我想获得平均值& SD。但是我很难在aggregate命令中包含标签和因子。
样本日期:
ID C1 C2 C3
1 3 1 0
2 2 1 0
3 4 1 0
4 4 0 1
5 5 0 1
aggregate (C1 , by = list( C2, C3 ), mean)
输出结果为:
Group.1 Group.2 x
1 0 3.0
1 1 4.5
如何获得标记值并产生此类输出的函数:
My_Location Your_location mean
my_in your_out 3.0
my_in your_in 4.5
答案 0 :(得分:1)
如果dat
是数据集
res <- with(dat,aggregate(C1, by=list(Time=C2, Area=C3),mean))
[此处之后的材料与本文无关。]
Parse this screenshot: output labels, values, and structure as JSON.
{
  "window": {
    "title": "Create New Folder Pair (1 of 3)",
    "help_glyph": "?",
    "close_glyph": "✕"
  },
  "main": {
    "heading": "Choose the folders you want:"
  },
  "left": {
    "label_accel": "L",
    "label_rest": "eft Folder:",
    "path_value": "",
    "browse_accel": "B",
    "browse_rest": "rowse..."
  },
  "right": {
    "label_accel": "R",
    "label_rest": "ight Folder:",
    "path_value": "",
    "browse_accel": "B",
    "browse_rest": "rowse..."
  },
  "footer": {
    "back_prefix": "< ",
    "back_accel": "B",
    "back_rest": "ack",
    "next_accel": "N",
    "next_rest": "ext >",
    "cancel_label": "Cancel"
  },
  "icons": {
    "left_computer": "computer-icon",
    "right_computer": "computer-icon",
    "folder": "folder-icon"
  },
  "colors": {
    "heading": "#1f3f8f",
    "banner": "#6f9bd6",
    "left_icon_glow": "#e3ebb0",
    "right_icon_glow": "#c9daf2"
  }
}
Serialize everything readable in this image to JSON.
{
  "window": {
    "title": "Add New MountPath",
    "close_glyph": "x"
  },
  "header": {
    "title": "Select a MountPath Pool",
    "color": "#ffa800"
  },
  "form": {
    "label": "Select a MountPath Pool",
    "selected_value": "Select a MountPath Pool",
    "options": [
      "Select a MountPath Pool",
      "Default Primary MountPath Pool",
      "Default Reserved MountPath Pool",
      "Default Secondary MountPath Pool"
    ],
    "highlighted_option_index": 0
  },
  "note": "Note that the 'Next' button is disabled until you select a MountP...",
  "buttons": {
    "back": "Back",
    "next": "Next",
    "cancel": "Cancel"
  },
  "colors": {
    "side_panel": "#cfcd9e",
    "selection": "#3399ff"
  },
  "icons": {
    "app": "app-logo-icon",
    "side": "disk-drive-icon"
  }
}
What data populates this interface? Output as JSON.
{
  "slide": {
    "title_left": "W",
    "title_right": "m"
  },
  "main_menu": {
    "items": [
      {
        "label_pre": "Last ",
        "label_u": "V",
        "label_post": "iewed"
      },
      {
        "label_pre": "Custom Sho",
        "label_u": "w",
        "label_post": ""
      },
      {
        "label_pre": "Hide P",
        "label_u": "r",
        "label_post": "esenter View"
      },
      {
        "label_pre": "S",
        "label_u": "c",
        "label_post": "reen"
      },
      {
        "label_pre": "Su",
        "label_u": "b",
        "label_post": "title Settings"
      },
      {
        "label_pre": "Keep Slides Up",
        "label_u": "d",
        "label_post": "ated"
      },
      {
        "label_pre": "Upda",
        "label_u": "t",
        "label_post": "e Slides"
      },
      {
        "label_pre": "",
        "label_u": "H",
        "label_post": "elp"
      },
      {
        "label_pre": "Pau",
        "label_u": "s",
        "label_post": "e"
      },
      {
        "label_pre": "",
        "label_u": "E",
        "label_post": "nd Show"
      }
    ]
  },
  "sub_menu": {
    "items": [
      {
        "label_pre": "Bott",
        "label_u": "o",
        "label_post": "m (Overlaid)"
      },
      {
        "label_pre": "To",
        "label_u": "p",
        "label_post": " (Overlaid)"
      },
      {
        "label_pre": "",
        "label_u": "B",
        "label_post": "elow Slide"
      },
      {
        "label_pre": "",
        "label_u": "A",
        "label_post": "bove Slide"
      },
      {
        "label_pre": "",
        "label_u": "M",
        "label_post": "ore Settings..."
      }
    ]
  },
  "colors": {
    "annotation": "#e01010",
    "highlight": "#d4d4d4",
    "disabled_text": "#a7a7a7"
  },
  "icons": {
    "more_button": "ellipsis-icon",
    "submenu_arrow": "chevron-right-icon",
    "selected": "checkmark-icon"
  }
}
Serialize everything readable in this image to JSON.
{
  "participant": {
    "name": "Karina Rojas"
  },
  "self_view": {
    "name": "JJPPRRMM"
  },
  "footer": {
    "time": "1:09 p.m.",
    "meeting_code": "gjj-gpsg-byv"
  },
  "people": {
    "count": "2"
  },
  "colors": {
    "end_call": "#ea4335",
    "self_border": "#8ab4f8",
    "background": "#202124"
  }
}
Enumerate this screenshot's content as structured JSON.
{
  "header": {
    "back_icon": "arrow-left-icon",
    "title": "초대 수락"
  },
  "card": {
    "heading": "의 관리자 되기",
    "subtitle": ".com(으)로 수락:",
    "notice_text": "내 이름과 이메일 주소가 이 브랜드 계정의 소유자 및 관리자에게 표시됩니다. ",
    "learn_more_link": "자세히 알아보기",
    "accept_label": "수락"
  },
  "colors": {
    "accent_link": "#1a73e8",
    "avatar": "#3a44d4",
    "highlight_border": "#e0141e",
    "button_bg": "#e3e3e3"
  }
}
colnames(res)[3] <- "mean"
res[,1:2] <- c("yes", "no")[(!res[,1:2])+1]
res
# Time Area mean
#1 yes no 3.0
#2 no yes 4.5
dat <- structure(list(ID = 1:5, C1 = c(3L, 2L, 4L, 4L, 5L), C2 = c(1L,
1L, 1L, 0L, 0L), C3 = c(0L, 0L, 0L, 1L, 1L)), .Names = c("ID",
"C1", "C2", "C3"), class = "data.frame", row.names = c(NA, -5L
))
如果您不想更改组合名称
aggregate(C1~C2+C3, data=dat, FUN=mean)
# C2 C3 C1
#1 1 0 3.0
#2 0 1 4.5
一个选项用于setNames
并更改名称
setNames(aggregate(C1~C2+C3, data=dat, FUN=mean), c("Time", "Area", "mean"))
# Time Area mean
#1 1 0 3.0
#2 0 1 4.5
使用相同的数据集,但Group.1中的输出不正确。得到那个
dat$C2 <- 1
res <- with(dat, aggregate(C1, by=list(My_Location=C2, Your_location=C3), mean))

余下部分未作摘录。